I read an article about them in the Duluth News-Tribune yesterday, and have been wondering how exactly one uses a hummingbird, or a chickadee. Their meat tastes wonderful, if you can trust in the gustatory pleasures of Sharp-shinned Hawks and Merlins, but I don’t care to try it myself. Both these species do well in most kinds of forest types at most stages of succession, particularly when people offer supplemental food, so both would endure even if we clearcut more of our forests than we already are. But some kinds of birds require large stands of mature forests, and so far environmentalists have been successfully protecting them, too.

The Minnesota DNR has done a tremendous job of balancing the demands of environmentalists on the one hand and people who harvest forests for their livelihood on the other hand. Neither side is ever completely content, but overall I think we’ve done a pretty good job in the northland of providing wilderness AND forests for harvest. But now fanatical anti-environmentalists are going way beyond ridiculing as tree huggers those of us who would preserve some natural places in a wild, unmanaged and natural state. They now claim we’re followers of some ecological religion. Over the years I’ve heard so many proponents of more liberal logging and hunting quoting the Biblical line about taking dominion over all the earth that I wonder where religion really fits in here.

The truth is, the DNR and the US Fish and Wildlife Service have done their best overall to protect state and federal lands for the long-term, based on the best available research. On every side they are pressured to protect one special interest or another, and they are limited by what is known about ecology at any given time. Hunters say they will never shoot another game species to extinction the way they did the Passenger Pigeon, but then hunters in three southern states unilaterally change their hunting season in order to take an ever larger share of waterfowl­. Wetlands are still dwindling and many are contaminated with pesticides and fertilizers, but I can’t help but believe that we humans are the first and foremost limiting factor for just about every species of duck. Don’t we have an obligation to preserve every species for our children and grandchildren?

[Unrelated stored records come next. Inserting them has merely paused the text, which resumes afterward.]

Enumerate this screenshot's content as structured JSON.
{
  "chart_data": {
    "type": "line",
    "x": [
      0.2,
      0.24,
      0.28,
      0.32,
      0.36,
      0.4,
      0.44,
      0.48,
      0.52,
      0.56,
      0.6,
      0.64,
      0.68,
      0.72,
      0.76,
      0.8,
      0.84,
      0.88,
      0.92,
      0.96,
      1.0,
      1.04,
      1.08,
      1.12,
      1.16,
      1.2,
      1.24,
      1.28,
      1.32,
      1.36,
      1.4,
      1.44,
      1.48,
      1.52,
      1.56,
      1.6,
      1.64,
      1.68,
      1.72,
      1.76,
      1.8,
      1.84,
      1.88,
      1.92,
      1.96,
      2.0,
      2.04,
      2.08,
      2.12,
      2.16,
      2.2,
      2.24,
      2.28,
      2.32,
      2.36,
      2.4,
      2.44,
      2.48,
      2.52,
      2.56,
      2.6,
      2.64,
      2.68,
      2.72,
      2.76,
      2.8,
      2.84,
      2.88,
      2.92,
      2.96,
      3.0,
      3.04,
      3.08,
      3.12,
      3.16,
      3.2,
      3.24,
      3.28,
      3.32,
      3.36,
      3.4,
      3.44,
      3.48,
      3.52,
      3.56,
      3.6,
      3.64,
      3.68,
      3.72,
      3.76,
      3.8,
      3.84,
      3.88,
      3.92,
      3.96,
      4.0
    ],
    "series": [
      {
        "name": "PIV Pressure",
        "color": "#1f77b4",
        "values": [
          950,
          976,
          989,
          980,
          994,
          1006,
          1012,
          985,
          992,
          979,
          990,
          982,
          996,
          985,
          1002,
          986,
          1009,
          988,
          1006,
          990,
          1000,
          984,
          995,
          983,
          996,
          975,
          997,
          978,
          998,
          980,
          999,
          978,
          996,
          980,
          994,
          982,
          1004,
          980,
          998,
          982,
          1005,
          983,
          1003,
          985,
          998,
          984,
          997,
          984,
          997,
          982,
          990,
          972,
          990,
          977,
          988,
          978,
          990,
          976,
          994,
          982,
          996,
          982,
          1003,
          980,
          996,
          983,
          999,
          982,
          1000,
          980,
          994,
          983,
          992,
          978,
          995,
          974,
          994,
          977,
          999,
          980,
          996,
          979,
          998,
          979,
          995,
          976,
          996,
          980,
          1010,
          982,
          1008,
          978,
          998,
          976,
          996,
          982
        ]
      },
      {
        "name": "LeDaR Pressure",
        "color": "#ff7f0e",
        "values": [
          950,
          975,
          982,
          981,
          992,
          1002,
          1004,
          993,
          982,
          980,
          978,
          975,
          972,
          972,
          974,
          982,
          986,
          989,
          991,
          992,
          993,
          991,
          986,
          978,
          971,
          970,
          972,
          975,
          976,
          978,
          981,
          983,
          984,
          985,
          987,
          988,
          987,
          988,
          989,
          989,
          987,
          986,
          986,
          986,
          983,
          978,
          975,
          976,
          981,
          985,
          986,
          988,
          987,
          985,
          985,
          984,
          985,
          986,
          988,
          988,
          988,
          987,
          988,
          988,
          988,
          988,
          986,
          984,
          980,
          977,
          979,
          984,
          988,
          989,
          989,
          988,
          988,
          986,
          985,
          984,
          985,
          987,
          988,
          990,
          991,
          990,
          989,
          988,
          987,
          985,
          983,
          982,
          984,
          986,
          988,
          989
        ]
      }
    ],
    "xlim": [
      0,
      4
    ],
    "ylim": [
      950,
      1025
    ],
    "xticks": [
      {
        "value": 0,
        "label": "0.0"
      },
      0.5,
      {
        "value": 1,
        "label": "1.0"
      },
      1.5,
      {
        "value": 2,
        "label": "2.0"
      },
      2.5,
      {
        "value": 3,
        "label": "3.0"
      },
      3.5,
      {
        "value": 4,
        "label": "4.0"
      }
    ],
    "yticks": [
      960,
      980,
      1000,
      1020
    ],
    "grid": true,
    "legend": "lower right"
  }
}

It was common knowledge less than two decades ago that yew plants were a useless weed that could be chopped down and burned with impunity. Now people know that a product of yews called taxol is one of the only effective means of fighting ovarian cancer. Our knowledge is always limited, and we’ve already proven ourselves to be capable, even within the technological constraints of the nineteenth century, of destroying the most abundant bird species on the planet. So it is prudent, not selfish or religious, to protect some large pockets of nature from management and harvesting. There are so many little cogs in the natural mechanism, things like Blackburnian Warblers and Sedge Wrens and American Bitterns and LeConte’s Sparrows that I’ll bet most so-called wise-use proponents have never even heard of, and would dismiss as useless and undeserving of protection if they want to chop down or trample their habitat.

More and more I get frustrated with narrow groups refusing to see that the United States is made up of close to 300 million people now. That is probably just too many. We’re starting to exhibit some of the pathologies that wild species do when they get overcrowded. But I haven’t heard anyone volunteering to leave to make room for the others. At the same time that we are putting more and more pressure on natural resources to provide enough food and paper and wood for this burgeoning population, we need to ensure that there will be enough of these resources for our children and grandchildren, and for their children and grandchildren. Groups like FIGHT, who close their minds to the realities of nature and the needs of the many, will try to grab as much as they can from what rightly belongs to all of us. We have to see this philosophy for what it really is: the religion of shortsighted greed.